Il presupposto da cui sono partiti gli avvocati dello Stato è che sollevare il conflitto sia stata una "strada obbligata", ha detto Dipace. "La Procura di Palermo ha trattato queste come normali intercettazioni, non ha tenuto presente il fatto che siano intercettazioni illegittime", sulla base dell'art. 90 della Costituzione che riguarda le prerogative e l'irresponsabilità del Presidente e della legge collegata 219/1989. Così facendo si è "prodotto un vulnus nella riservatezza del Presidente", ha sottolineato Palmieri, perché ipotizzando un'udienza stralcio di fronte al Gip per chiedere la distruzione delle intercettazioni, come ha sostenuto la Procura di Palermo che ha indicato questa come unica via, ha esposto quelle conversazioni del Capo dello Stato alla valutazione dei pm e ancor più al rischio che una volta messe a disposizioni delle parti per gli eventuali usi processuali, potessero diventare pubbliche. Tanto più, hanno sottolineato gli avvocati dello Stato, che al momento, "persiste l'omissione della richiesta al gip di distruzione delle intercettazioni". Insomma, quella richiesta non è stata fatta.
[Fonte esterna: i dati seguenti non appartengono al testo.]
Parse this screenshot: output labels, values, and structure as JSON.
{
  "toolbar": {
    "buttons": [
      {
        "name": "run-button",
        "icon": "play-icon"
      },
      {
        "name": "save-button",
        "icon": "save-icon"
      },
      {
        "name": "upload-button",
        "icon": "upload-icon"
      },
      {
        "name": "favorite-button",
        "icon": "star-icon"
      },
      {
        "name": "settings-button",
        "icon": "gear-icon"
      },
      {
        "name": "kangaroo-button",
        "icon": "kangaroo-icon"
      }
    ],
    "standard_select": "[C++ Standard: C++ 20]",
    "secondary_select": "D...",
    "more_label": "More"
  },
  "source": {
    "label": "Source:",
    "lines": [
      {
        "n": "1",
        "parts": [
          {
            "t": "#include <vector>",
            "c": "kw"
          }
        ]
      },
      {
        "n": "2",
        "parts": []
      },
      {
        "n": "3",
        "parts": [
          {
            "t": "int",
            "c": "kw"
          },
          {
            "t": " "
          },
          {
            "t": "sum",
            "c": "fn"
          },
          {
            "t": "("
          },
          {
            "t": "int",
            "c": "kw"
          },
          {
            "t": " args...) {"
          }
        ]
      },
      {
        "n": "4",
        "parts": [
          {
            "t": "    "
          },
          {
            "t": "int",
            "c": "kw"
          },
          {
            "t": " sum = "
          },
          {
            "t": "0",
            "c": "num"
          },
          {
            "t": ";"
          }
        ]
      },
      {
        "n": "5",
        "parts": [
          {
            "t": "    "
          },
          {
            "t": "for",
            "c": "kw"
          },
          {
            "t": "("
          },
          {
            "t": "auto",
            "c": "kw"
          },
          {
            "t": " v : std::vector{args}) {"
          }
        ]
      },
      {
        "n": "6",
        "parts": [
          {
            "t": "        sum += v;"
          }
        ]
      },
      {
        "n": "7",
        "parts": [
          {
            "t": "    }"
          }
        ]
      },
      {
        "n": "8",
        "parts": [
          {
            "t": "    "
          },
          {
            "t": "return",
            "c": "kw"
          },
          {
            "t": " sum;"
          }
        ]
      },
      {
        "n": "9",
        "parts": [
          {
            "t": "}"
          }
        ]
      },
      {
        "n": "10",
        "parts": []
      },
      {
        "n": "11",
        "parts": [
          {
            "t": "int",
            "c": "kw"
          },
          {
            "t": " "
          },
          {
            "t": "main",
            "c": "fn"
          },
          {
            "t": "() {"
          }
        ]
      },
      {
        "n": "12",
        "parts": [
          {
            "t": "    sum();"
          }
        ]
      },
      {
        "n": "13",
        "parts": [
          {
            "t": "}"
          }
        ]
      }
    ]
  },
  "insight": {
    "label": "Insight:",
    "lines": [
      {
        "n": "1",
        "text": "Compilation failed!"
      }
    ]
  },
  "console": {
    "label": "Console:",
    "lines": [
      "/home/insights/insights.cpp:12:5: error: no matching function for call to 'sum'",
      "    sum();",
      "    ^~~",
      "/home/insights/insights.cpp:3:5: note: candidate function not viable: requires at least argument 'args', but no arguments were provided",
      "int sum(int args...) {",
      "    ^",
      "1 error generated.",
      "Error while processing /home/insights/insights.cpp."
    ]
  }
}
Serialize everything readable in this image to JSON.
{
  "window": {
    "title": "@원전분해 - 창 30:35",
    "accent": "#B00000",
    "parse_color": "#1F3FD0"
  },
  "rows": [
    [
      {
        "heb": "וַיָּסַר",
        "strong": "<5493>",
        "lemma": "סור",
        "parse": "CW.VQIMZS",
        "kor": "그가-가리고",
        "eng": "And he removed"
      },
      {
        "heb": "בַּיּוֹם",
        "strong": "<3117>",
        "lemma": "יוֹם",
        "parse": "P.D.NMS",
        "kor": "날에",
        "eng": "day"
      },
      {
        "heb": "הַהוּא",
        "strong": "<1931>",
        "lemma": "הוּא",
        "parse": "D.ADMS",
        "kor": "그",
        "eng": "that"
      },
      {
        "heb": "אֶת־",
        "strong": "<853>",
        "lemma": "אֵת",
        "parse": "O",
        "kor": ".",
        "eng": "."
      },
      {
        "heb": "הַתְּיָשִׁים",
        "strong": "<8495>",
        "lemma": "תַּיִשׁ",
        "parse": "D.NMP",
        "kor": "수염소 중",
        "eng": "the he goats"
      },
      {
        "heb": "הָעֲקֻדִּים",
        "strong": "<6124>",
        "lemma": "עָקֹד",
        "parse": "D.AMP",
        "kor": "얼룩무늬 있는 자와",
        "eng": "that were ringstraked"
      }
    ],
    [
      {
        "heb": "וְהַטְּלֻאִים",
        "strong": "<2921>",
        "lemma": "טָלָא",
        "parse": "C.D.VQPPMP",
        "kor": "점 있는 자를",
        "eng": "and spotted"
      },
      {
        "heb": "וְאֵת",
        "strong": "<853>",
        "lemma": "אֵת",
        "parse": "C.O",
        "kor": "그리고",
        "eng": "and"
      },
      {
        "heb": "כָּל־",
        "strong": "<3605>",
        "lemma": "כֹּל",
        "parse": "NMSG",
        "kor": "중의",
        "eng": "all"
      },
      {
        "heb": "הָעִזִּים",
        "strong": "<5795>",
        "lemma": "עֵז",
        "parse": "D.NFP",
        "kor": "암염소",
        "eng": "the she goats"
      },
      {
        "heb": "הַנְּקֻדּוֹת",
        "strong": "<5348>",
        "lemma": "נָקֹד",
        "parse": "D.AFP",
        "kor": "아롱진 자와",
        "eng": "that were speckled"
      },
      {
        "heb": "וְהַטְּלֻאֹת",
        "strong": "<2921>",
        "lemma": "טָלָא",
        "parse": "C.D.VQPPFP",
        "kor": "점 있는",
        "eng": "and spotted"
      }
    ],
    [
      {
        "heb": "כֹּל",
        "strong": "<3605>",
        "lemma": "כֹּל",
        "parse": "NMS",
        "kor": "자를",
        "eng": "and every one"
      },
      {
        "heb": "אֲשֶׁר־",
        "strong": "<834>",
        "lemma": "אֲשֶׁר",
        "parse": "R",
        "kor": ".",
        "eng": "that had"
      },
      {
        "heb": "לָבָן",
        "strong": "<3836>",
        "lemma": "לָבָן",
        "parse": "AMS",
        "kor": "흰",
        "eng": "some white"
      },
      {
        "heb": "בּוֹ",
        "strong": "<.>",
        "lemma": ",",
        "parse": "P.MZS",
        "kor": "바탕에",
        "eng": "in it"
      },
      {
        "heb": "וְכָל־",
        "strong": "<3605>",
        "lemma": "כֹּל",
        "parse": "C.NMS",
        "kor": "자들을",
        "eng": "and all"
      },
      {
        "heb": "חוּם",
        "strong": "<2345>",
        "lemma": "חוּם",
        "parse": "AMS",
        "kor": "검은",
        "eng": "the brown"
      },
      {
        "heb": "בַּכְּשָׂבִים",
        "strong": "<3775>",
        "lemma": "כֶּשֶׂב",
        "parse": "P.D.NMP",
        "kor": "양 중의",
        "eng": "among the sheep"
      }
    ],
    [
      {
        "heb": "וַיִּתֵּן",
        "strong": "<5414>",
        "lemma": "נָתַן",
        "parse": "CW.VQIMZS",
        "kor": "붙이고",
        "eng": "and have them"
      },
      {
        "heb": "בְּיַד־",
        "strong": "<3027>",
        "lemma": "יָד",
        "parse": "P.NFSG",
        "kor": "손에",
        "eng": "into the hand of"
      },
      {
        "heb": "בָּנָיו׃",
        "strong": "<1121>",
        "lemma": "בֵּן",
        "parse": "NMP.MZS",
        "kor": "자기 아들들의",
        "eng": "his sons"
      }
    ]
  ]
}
Sul fronte opposto, Pace ha fatto un intervento volutamente giocato, in alcuni passaggi, sul filo del paradosso o comunque teso a dimostrare che "paradossali" erano alcune tesi dell'avvocatura. Per esempio che "un fatto fortuito", come le conversazioni captate casualmente, "non può essere oggetto di divieto. E' mai possibile vietare di scivolare accidentalmente su una strada ghiacciata?", è la domanda retorica rivolta da Pace alla Corte nella sua arringa. Nella parte finale del suo intervento Pace ha anche sviluppato un'altro aspetto: cosa dovrebbero fare i pm se intercettassero una conversazione del presidente della Repubblica che complotta per un colpo di Stato? distruggere i file? E se questo "surplus di garanzie" che l'Avvocatura prospetta per il Colle valesse anche per ministri e premier, i magistrati non potrebbero più intercettare nessun sospettato che avesse contatti con loro? Una via "lineare" di soluzione, suggerisce Pace, "potrebbe essere la richiesta dell'apposizione del segreto di stato da parte del Presidente della Repubblica al Presidente del Consiglio" sul contenuto delle telefonate intercettate.
Ma la Consulta ha indicato una strada ben diversa: quella prevista dall'art. 271 del codice di procedura penale sulle intercettazioni vietate. Quell'articolo afferma che il giudice può in ogni grado del processo disporre la distruzione delle registrazioni che coinvolgano soggetti non intercettabili in funzione del loro ruolo: il difensore, il confessore, il medico.
A maggior ragione deve valere per il Presidente, ha sostenuto l'Avvocatura e ha confermato la Consulta. Perché quella strada prevede che "il giudice decida senza contraddittorio", hanno spiegato gli avvocati dello Stato e senza rischio che i contenuti delle conversazioni siano divulgati.
"E' un tema complesso e l'intervento della Consulta ha fatto chiarezza su una situazione non regolata da una norma specifica del codice di Procedura Penale e che si prestava a diverse interpretazioni", afferma l'Anm. E da Palermo arriva il commento di uno dei pm titolari dell'inchiesta Stato-mafia, Nino Di Matteo: "Vado avanti nel mio lavoro con la coscienza tranquilla ritenendo di aver sempre agito nel pieno rispetto della legge e della Costituzione".